Resources

People often ask me "How did you learn how to hack?" The answer: by reading. This page is a collection of the blog posts and other articles that I have accumulated over the years of my journey. Enjoy!

There are a plethora of third party usable protocols to gain access to information. OAuth is used to get access to information, such as Facebook friends. SAML and OpenID are used as a central management location for authentication (SSO). OpenID is built on top of the OAuth specification, which is the focus of this article.

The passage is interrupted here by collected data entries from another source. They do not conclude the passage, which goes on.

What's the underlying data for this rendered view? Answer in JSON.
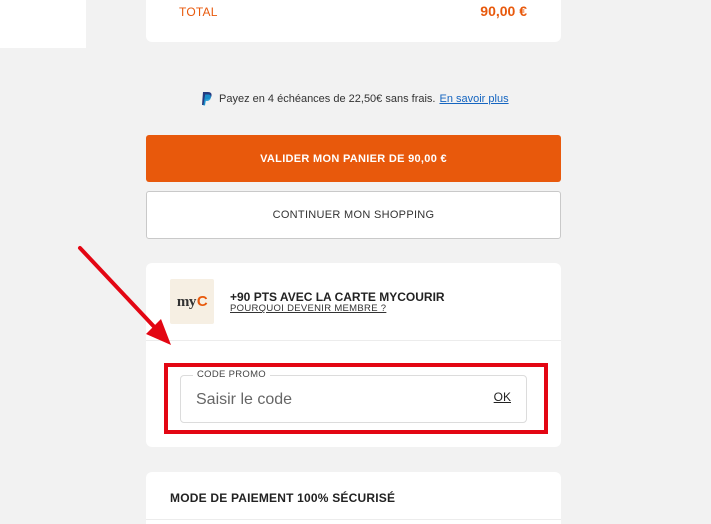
{
  "summary": {
    "total_label": "TOTAL",
    "total_value": "90,00 €"
  },
  "paypal": {
    "icon": "paypal-icon",
    "text": "Payez en 4 échéances de 22,50€ sans frais.",
    "link": "En savoir plus"
  },
  "actions": {
    "validate_label": "VALIDER MON PANIER DE 90,00 €",
    "continue_label": "CONTINUER MON SHOPPING"
  },
  "membership": {
    "logo_text": "my",
    "title": "+90 PTS AVEC LA CARTE MYCOURIR",
    "link": "POURQUOI DEVENIR MEMBRE ?"
  },
  "promo": {
    "legend": "CODE PROMO",
    "placeholder": "Saisir le code",
    "value": "",
    "ok_label": "OK"
  },
  "payment": {
    "title": "MODE DE PAIEMENT 100% SÉCURISÉ"
  },
  "colors": {
    "accent": "#e8590c",
    "annotation": "#e30613",
    "background": "#f2f2f2"
  }
}
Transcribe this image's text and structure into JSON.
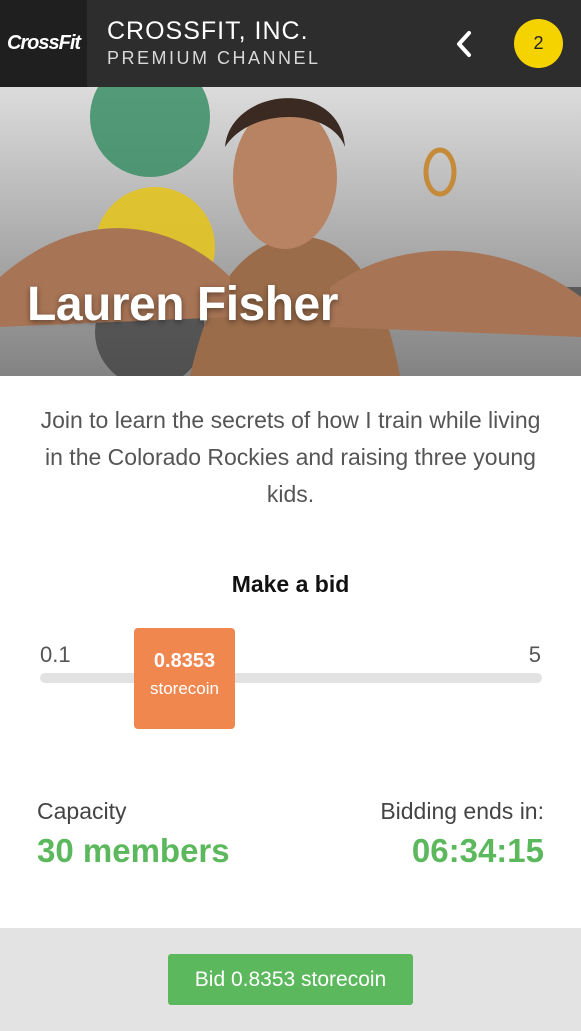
{
  "header": {
    "logo_text": "CrossFit",
    "title": "CROSSFIT, INC.",
    "subtitle": "PREMIUM CHANNEL",
    "back_icon": "chevron-left-icon",
    "badge_count": "2",
    "badge_color": "#f5d300"
  },
  "hero": {
    "name": "Lauren Fisher"
  },
  "description": "Join to learn the secrets of how I train while living in the Colorado Rockies and raising three young kids.",
  "bid": {
    "title": "Make a bid",
    "min_label": "0.1",
    "max_label": "5",
    "current_value": "0.8353",
    "unit": "storecoin",
    "thumb_color": "#f0874f"
  },
  "stats": {
    "capacity_label": "Capacity",
    "capacity_value": "30 members",
    "ends_label": "Bidding ends in:",
    "ends_value": "06:34:15",
    "accent_color": "#5cb85c"
  },
  "footer": {
    "button_label": "Bid 0.8353 storecoin"
  }
}
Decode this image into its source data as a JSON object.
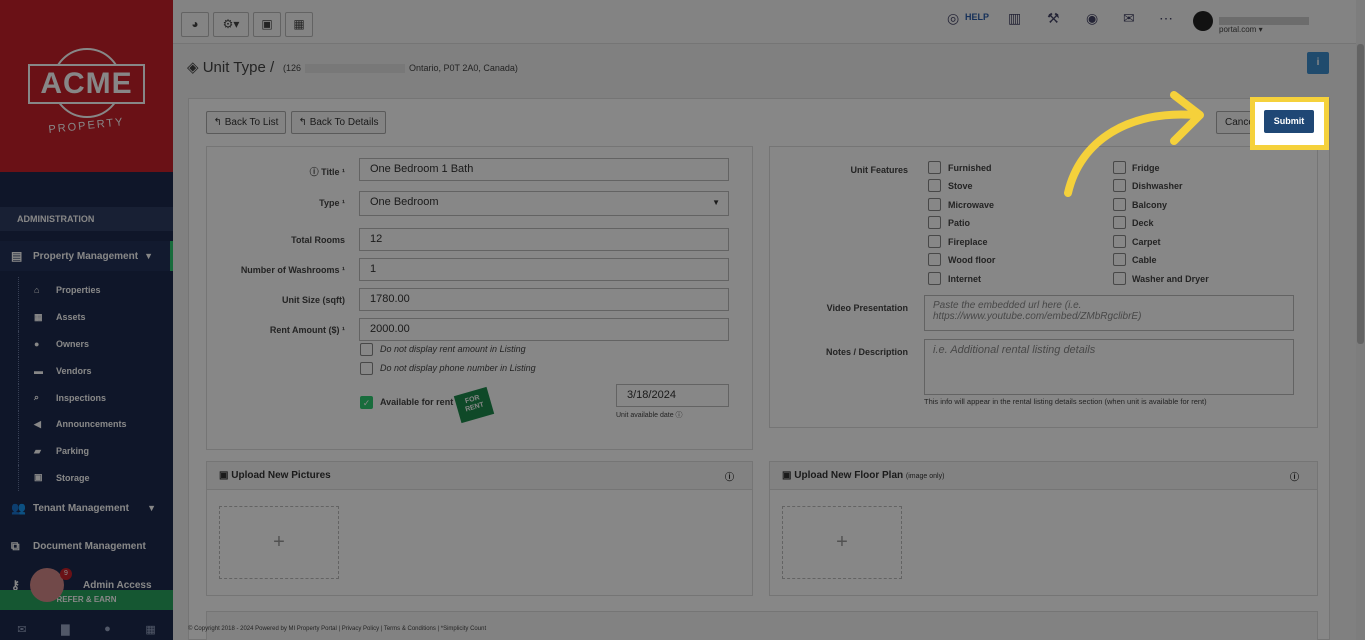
{
  "logo": {
    "name": "ACME",
    "sub": "PROPERTY"
  },
  "sidebar": {
    "admin_label": "ADMINISTRATION",
    "sections": [
      {
        "label": "Property Management",
        "icon": "building-icon"
      },
      {
        "label": "Tenant Management",
        "icon": "users-icon"
      },
      {
        "label": "Document Management",
        "icon": "documents-icon"
      },
      {
        "label": "Admin Access",
        "icon": "key-icon"
      }
    ],
    "items": [
      {
        "label": "Properties",
        "icon": "home-icon"
      },
      {
        "label": "Assets",
        "icon": "list-icon"
      },
      {
        "label": "Owners",
        "icon": "user-icon"
      },
      {
        "label": "Vendors",
        "icon": "briefcase-icon"
      },
      {
        "label": "Inspections",
        "icon": "search-icon"
      },
      {
        "label": "Announcements",
        "icon": "bullhorn-icon"
      },
      {
        "label": "Parking",
        "icon": "car-icon"
      },
      {
        "label": "Storage",
        "icon": "archive-icon"
      }
    ],
    "refer_label": "REFER & EARN",
    "badge": "9"
  },
  "topbar": {
    "help": "HELP",
    "email_suffix": "portal.com"
  },
  "page": {
    "title": "Unit Type /",
    "address_prefix": "(126",
    "address_suffix": "Ontario, P0T 2A0, Canada)",
    "info": "i"
  },
  "buttons": {
    "back_list": "Back To List",
    "back_details": "Back To Details",
    "cancel": "Cancel",
    "submit": "Submit"
  },
  "form": {
    "title_label": "Title",
    "title_value": "One Bedroom 1 Bath",
    "type_label": "Type",
    "type_value": "One Bedroom",
    "rooms_label": "Total Rooms",
    "rooms_value": "12",
    "washrooms_label": "Number of Washrooms",
    "washrooms_value": "1",
    "size_label": "Unit Size (sqft)",
    "size_value": "1780.00",
    "rent_label": "Rent Amount ($)",
    "rent_value": "2000.00",
    "no_rent_display": "Do not display rent amount in Listing",
    "no_phone_display": "Do not display phone number in Listing",
    "available_label": "Available for rent",
    "date_value": "3/18/2024",
    "date_note": "Unit available date",
    "sign_text": "FOR RENT"
  },
  "features": {
    "label": "Unit Features",
    "left": [
      "Furnished",
      "Stove",
      "Microwave",
      "Patio",
      "Fireplace",
      "Wood floor",
      "Internet"
    ],
    "right": [
      "Fridge",
      "Dishwasher",
      "Balcony",
      "Deck",
      "Carpet",
      "Cable",
      "Washer and Dryer"
    ]
  },
  "video": {
    "label": "Video Presentation",
    "placeholder": "Paste the embedded url here (i.e. https://www.youtube.com/embed/ZMbRgclibrE)"
  },
  "notes": {
    "label": "Notes / Description",
    "placeholder": "i.e. Additional rental listing details",
    "hint": "This info will appear in the rental listing details section (when unit is available for rent)"
  },
  "uploads": {
    "pictures": "Upload New Pictures",
    "floor_plan": "Upload New Floor Plan",
    "floor_plan_note": "(image only)",
    "plus": "+"
  },
  "footer": "© Copyright 2018 - 2024 Powered by MI Property Portal | Privacy Policy | Terms & Conditions | *Simplicity Count"
}
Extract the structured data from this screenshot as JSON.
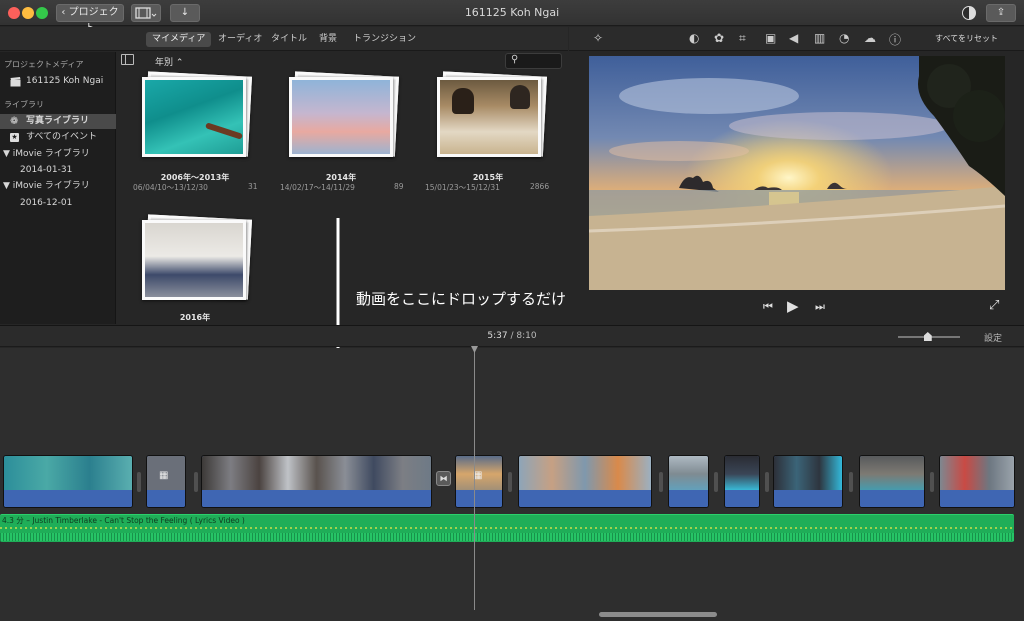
{
  "window": {
    "title": "161125 Koh Ngai"
  },
  "toolbar": {
    "back_label": "プロジェクト",
    "download_glyph": "↓",
    "share_glyph": "⇪"
  },
  "browser_tabs": [
    "マイメディア",
    "オーディオ",
    "タイトル",
    "背景",
    "トランジション"
  ],
  "browser": {
    "sort_label": "年別 ⌃"
  },
  "sidebar": {
    "project_media_header": "プロジェクトメディア",
    "project_item": "161125 Koh Ngai",
    "library_header": "ライブラリ",
    "items": [
      {
        "label": "写真ライブラリ",
        "selected": true
      },
      {
        "label": "すべてのイベント",
        "selected": false
      },
      {
        "label": "▼ iMovie ライブラリ",
        "selected": false
      },
      {
        "label": "2014-01-31",
        "selected": false
      },
      {
        "label": "▼ iMovie ライブラリ",
        "selected": false
      },
      {
        "label": "2016-12-01",
        "selected": false
      }
    ]
  },
  "events": [
    {
      "title": "2006年～2013年",
      "dates": "06/04/10～13/12/30",
      "count": "31"
    },
    {
      "title": "2014年",
      "dates": "14/02/17～14/11/29",
      "count": "89"
    },
    {
      "title": "2015年",
      "dates": "15/01/23～15/12/31",
      "count": "2866"
    },
    {
      "title": "2016年",
      "dates": "",
      "count": ""
    }
  ],
  "viewer": {
    "reset_all": "すべてをリセット"
  },
  "annotation": {
    "text": "動画をここにドロップするだけ"
  },
  "timeline": {
    "current_time": "5:37",
    "separator": "/",
    "total_time": "8:10",
    "settings_label": "設定",
    "zoom_level": 0.48
  },
  "audio_track": {
    "label": "4.3 分 – Justin Timberlake - Can't Stop the Feeling ( Lyrics Video )"
  },
  "colors": {
    "accent_blue": "#3c6bbd",
    "audio_green": "#1fae58",
    "selection": "#4a4a4a"
  }
}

The attack of this article is against an OpenID two factor authentication (2FA) implementation. While going through the basic test cases for 2FA issues (wrong OTP, brute forcing, etc.), they found nothing interesting. So, they decided to read the AMR specification.

One thing caught the authors eye: "...taking a dependence upon particular authentication methods may result in brittle systems since the authentication methods that may be appropriate for a given authentication will vary over time." This means that different authentication methods for 2FA may be allowed.

Once the author realized this, they used the AMR sms+password in the browser. Instead of the normal Google Authenticator window, a new window that was requesting a phone number appeared! Sure enough, adding the phone number to the account and responding bypassed the otp+password 2FA.

This simple trick of changing the authentication method to SMS instead of OTP caused a complete bypass of 2FA. Obviously, this is a serious security bug and they got paid out as such. In the future, reading specifications while testing implementations out things will be on my radar to find hidden attack vectors.